Sang pemilik mobil menurunkan kaca mobilnya sehingga aku dapat melihat wajah menyebalkan nan angkuh itu. Siapa lagi kalau bukan Pak Revan.

Pasti kalian bertanya-tanya, bagaimana bisa seorang guru memiliki mobil mahal seperti itu, walaupun sekolah tempatku menempuh pendidikan adalah sekolah elit, mustahil saja seorang guru biasa memiliki mobil seperti itu. Apa mungkin Pak Revan memiliki pekerjaan sampingan? Apa Pak Revan simpanan tante-tante kaya raya? Akupun tidak tau, tidak penting juga buatku mengurusi kehidupannya.

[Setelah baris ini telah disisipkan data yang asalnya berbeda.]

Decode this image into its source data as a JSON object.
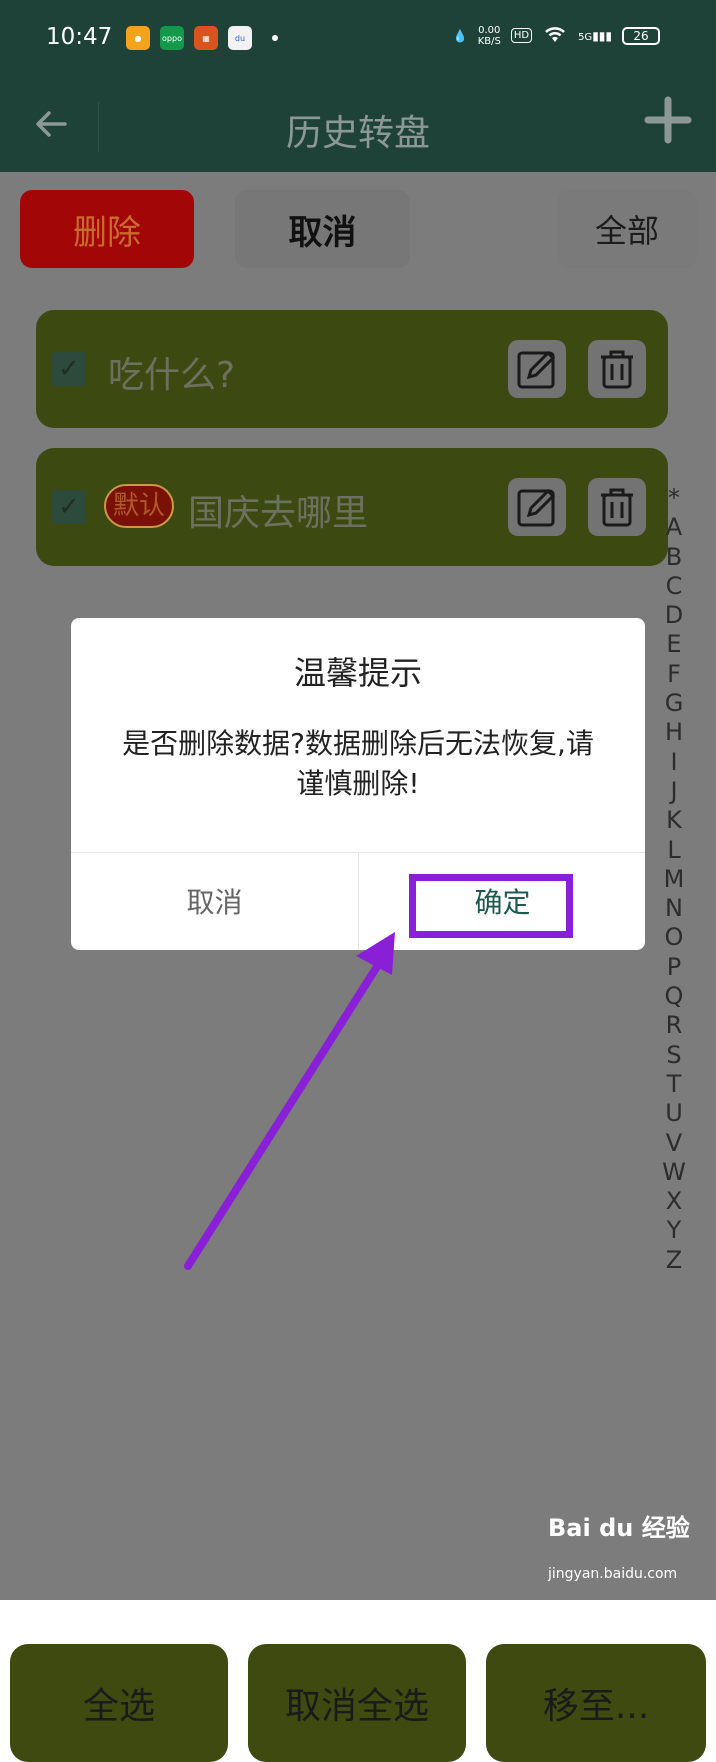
{
  "status_bar": {
    "time": "10:47",
    "net_speed": "0.00",
    "net_unit": "KB/S",
    "hd": "HD",
    "signal": "5G",
    "battery": "26"
  },
  "header": {
    "title": "历史转盘"
  },
  "top_actions": {
    "delete": "删除",
    "cancel": "取消",
    "all": "全部"
  },
  "items": [
    {
      "label": "吃什么?",
      "checked": true,
      "badge": ""
    },
    {
      "label": "国庆去哪里",
      "checked": true,
      "badge": "默认"
    }
  ],
  "index_letters": [
    "*",
    "A",
    "B",
    "C",
    "D",
    "E",
    "F",
    "G",
    "H",
    "I",
    "J",
    "K",
    "L",
    "M",
    "N",
    "O",
    "P",
    "Q",
    "R",
    "S",
    "T",
    "U",
    "V",
    "W",
    "X",
    "Y",
    "Z"
  ],
  "dialog": {
    "title": "温馨提示",
    "message": "是否删除数据?数据删除后无法恢复,请谨慎删除!",
    "cancel": "取消",
    "confirm": "确定"
  },
  "bottom_actions": {
    "select_all": "全选",
    "deselect_all": "取消全选",
    "move": "移至..."
  },
  "watermark": {
    "brand": "Bai du 经验",
    "url": "jingyan.baidu.com"
  },
  "colors": {
    "header_bg": "#1f4238",
    "item_bg": "#3c4a12",
    "delete_bg": "#a30606",
    "highlight": "#8a1fd8",
    "confirm_text": "#1f5a4e"
  }
}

"Sepertinya disini susah ada angkot yang lewat. Bagaimana kalau saya antarkan kamu pulang?" lamunanku buyar saat mendengar suara pak Revan yang menawarkan untuk mengantarku.

"Tidak usah pak, sebantar lagi pasti angkot-nya akan datang" ujarku menolak tawarannya.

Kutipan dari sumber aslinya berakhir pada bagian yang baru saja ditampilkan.